In mid-1967, he formed what became known as the Manson Family, a quasi-commune based in California.
Manson's followers committed a series of nine murders at four locations in July and August 1969.
According to the Los Angeles County district attorney, Manson plotted to start a race war, though Manson and others involved long disputed this motive.
In 1971, he was convicted of first-degree murder and conspiracy to commit murder for the deaths of seven people.
Although the prosecution conceded that Manson never literally ordered the murders, they contended that his ideology constituted an overt act of conspiracy.
Manson was also convicted of first-degree murder for the deaths of Gary Hinman and Donald Shea.

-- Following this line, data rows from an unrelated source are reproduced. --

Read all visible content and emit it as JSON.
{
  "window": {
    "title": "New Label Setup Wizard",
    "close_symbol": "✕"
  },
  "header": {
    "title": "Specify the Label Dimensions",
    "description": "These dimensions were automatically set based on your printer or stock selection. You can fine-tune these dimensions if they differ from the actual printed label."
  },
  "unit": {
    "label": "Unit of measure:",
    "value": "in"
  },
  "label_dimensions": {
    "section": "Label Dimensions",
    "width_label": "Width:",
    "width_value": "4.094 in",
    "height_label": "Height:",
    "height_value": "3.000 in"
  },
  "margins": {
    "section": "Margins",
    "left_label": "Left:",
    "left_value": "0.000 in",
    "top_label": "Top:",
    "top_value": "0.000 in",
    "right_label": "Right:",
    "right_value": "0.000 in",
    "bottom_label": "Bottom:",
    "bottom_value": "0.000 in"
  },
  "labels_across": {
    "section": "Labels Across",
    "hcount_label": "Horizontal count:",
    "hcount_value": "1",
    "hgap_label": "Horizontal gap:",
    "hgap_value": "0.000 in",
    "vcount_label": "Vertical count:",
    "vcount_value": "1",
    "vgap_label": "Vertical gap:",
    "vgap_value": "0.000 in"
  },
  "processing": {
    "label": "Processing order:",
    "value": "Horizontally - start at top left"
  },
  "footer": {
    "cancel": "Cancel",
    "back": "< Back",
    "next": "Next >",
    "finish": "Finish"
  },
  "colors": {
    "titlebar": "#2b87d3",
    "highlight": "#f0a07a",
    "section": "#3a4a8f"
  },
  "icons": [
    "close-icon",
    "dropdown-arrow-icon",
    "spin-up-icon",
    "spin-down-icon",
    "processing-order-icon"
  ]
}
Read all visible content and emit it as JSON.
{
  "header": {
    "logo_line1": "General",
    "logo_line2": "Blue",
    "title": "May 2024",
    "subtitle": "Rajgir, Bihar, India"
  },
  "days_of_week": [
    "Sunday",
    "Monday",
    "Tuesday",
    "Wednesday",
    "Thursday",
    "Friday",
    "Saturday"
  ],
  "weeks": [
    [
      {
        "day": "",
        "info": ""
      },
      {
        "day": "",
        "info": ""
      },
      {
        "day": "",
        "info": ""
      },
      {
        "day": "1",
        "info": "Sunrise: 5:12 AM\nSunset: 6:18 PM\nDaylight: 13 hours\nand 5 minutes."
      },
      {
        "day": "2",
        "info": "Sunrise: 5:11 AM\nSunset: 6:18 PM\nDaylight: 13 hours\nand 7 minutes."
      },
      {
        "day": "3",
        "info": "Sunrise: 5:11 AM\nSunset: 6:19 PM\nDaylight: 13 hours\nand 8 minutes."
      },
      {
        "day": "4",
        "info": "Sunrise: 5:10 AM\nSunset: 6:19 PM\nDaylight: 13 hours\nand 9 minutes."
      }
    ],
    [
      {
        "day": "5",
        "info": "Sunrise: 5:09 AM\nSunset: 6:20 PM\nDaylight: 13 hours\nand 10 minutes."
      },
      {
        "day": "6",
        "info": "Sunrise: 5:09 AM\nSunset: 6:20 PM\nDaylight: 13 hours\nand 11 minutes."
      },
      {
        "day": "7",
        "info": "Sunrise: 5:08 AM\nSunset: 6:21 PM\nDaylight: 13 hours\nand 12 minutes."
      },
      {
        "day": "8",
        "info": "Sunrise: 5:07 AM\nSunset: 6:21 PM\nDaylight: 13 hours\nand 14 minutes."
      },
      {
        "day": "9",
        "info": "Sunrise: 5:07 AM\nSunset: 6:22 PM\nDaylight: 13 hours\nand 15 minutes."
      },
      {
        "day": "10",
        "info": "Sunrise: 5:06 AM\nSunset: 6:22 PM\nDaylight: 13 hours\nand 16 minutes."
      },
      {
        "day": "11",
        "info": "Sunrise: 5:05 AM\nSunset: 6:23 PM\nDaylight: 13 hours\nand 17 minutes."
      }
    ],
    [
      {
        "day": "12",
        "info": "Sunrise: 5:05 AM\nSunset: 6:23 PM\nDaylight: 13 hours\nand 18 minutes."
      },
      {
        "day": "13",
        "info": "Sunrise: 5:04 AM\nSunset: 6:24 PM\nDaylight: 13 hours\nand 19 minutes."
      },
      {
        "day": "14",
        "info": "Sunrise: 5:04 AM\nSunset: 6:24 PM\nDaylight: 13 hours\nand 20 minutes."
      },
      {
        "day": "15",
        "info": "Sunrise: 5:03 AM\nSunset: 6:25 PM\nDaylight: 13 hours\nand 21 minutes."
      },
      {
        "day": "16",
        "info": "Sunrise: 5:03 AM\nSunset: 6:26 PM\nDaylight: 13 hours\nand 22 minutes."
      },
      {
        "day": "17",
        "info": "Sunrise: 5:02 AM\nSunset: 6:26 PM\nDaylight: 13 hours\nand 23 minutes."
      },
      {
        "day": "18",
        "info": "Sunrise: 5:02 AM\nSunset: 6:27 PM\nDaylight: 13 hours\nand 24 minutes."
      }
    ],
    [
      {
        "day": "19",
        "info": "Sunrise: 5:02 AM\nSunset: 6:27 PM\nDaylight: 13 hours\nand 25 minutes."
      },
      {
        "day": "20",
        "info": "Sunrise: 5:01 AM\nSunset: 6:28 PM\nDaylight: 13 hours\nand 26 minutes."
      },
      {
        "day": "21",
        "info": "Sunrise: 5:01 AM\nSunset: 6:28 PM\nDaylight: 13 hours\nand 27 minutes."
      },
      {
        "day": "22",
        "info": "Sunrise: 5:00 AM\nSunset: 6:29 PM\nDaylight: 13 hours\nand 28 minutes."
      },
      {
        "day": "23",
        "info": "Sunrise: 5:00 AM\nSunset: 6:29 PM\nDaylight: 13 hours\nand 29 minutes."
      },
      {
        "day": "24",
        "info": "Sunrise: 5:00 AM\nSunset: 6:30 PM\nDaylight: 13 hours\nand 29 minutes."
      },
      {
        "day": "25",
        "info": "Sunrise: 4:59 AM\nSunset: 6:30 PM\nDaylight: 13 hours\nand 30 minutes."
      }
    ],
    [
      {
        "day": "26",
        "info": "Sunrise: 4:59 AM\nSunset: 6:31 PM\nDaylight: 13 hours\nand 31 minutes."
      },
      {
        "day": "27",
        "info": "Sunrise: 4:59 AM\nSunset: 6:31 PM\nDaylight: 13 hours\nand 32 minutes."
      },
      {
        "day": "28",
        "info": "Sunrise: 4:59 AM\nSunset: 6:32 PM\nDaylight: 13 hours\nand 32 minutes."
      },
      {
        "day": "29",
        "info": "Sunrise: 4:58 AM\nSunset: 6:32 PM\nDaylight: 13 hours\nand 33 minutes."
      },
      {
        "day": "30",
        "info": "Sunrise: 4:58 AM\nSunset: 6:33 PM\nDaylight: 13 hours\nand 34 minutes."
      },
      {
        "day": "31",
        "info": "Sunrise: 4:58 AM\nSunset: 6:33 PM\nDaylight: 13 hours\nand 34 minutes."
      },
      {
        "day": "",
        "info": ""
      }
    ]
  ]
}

At the time the Manson Family began to form, Manson was an unemployed ex-convict who had spent more than half of his life in correctional institutions for a variety of offenses.
Before the murders, he was a singer-songwriter on the fringe of the Los Angeles music industry, chiefly through a chance association with Dennis Wilson, drummer and founding member of the Beach Boys.
In 1968, the group recorded one of Manson's songs, "Cease to Exist", retitled "Never Learn Not to Love", as a single B-side, but without a credit to Manson.
The Los Angeles district attorney said that Manson was obsessed with the Beatles, particularly their 1968 self-titled album (also known as the "White Album").
Allegedly guided by his interpretation of the band's lyrics, Manson adopted the term "Helter Skelter" to describe an impending apocalyptic race war.
At trial, the prosecution claimed that Manson and his followers, who were mostly young women, believed that the murders would help precipitate that war.
Other contemporary interviews and those who testified during the penalty phase of Manson's original trial insisted that the motive for the Tate–LaBianca murders were copycat crimes designed to exonerate Manson's friend Bobby Beausoleil.
From the beginning of Manson's notoriety, a pop culture arose around him in which he ultimately became an emblem of insanity, violence, and the macabre.
After he was charged with the crimes of which he was later convicted, recordings of songs written and performed by Manson were released commercially, starting with Lie: The Love and Terror Cult (1970).
Various musicians have covered some of his songs.
Manson was originally sentenced to death, but his sentence was commuted to life with the possibility of parole after California invalidated the state's death penalty statute in 1972.
He served his life sentence at California State Prison in Corcoran and died at age 83 in late 2017.